Sur le papier, cette fonction de premier plan aurait pu constituer un levier stratégique pour la gestion et le rayonnement de Bukavu Dawa. Beaucoup y voyaient une opportunité unique de stabilité, de soutien institutionnel et d’ambition sportive.

Pourtant, la réalité a été tout autre. L’éloignement progressif du président dans la gestion quotidienne du club a créé un vide managérial, coïncidant avec une série de défaites qui ont fragilisé l’équipe et ébranlé le moral des supporters.

Durant cette période d’indisponibilité, Bukavu Dawa a semblé errer sans boussole, alors même que joueurs et staff continuaient d’espérer un retour ou une implication plus visible de leur président. Cette attente prolongée a montré ses limites et a poussé le club à faire preuve de lucidité et de responsabilité.

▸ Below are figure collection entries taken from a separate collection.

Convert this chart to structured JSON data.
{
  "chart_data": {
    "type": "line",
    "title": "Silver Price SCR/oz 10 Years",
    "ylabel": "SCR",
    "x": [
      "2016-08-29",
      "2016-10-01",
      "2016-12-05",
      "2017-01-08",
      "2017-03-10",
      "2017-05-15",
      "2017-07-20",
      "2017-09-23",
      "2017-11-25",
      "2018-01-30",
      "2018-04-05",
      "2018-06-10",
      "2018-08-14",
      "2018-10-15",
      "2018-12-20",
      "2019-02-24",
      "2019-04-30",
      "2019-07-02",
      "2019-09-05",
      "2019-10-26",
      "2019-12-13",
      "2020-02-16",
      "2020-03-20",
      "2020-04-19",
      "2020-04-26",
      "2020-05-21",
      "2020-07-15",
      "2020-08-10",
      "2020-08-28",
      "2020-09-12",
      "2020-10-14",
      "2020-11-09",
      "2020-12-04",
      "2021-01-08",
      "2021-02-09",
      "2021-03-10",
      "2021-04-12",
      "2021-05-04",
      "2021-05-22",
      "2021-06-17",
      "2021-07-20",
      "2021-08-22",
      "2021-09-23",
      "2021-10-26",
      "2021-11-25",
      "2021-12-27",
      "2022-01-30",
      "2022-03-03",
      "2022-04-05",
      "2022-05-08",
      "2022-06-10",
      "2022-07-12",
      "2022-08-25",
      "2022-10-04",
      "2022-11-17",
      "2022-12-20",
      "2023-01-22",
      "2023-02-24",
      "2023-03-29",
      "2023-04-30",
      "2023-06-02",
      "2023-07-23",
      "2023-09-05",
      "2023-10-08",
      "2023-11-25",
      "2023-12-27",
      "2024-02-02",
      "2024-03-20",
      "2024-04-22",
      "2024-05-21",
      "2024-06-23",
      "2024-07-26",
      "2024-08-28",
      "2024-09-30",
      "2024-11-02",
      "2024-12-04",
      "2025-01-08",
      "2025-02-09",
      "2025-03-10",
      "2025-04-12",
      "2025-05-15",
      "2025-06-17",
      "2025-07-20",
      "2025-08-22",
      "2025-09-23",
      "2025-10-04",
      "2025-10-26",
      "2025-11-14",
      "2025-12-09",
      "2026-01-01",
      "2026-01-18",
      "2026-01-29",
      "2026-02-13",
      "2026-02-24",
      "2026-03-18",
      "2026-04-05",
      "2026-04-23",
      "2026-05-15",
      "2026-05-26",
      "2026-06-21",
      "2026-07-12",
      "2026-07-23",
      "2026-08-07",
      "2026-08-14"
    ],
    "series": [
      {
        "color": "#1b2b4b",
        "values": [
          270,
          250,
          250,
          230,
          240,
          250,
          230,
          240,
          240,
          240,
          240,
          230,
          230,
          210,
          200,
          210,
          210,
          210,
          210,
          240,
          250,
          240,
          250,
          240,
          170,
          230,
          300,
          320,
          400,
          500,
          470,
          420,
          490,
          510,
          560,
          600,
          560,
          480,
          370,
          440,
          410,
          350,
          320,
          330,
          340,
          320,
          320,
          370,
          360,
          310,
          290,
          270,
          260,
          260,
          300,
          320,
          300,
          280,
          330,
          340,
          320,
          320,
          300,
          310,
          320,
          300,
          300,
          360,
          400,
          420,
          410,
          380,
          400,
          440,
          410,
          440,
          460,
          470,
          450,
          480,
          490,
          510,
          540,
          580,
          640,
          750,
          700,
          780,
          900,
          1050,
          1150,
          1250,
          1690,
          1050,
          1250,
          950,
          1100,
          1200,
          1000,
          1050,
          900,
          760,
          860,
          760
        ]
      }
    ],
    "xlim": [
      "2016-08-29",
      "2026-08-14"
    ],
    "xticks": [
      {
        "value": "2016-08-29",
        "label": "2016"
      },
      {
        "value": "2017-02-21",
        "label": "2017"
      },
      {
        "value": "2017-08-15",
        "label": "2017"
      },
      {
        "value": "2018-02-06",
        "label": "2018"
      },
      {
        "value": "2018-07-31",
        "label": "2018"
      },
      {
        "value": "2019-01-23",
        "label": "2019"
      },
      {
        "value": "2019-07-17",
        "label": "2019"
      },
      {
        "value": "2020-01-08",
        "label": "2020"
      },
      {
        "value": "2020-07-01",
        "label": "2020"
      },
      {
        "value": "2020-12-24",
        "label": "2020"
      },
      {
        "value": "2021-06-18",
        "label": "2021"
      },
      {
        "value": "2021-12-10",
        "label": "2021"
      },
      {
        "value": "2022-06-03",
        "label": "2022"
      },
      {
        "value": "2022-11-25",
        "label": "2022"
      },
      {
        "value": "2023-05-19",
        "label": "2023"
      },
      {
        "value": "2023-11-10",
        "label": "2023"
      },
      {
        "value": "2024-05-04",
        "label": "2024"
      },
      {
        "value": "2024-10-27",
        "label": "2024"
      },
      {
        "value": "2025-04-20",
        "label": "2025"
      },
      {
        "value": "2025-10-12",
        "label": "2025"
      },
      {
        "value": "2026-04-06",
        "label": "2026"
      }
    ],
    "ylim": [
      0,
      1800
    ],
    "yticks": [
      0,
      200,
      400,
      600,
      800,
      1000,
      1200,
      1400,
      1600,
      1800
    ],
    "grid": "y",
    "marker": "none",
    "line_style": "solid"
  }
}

L’Assemblée générale a alors décidé de réaménager partiellement le comité dirigeant pour préserver les intérêts supérieurs de l’institution. Trois nouveaux membres dont Olivier Mubalama et Popaul Cizungu à la présidence et Mulu London à la trésorerie ont été intégrés afin de renforcer l’équipe dirigeante et assurer la gestion du club jusqu’aux élections prévues au début de l’exercice sportif 2026-2027.

Le symbole fort de cette journée est venu du terrain. Le même jour, Bukavu Dawa a signé une victoire éclatante mais inattendue face à Céleste sur le score de 1-0, effaçant en partie l’humiliation de la lourde défaite 5-0 à l’aller.

Cette performance a envoyé un message clair : même en l’absence de son président, le club conserve des ressources morales et un esprit de résilience capables de provoquer un véritable électrochoc.

Cette victoire a ravivé l’espoir et démontré que la gouvernance, si importante soit-elle, ne peut jamais remplacer l’engagement collectif, la discipline et la volonté de se relever face à l’adversité. Bukavu Dawa se trouve à un tournant décisif.

Entre reconnaissance du passé, acceptation d’une indisponibilité devenue handicapante et volonté de rebondir, le club semble avoir choisi la voie de la responsabilité et du renouveau.

Reste à transformer ce sursaut en dynamique durable afin que ce succès ne soit pas un simple éclair mais le début d’une véritable reconstruction vers des jours meilleurs.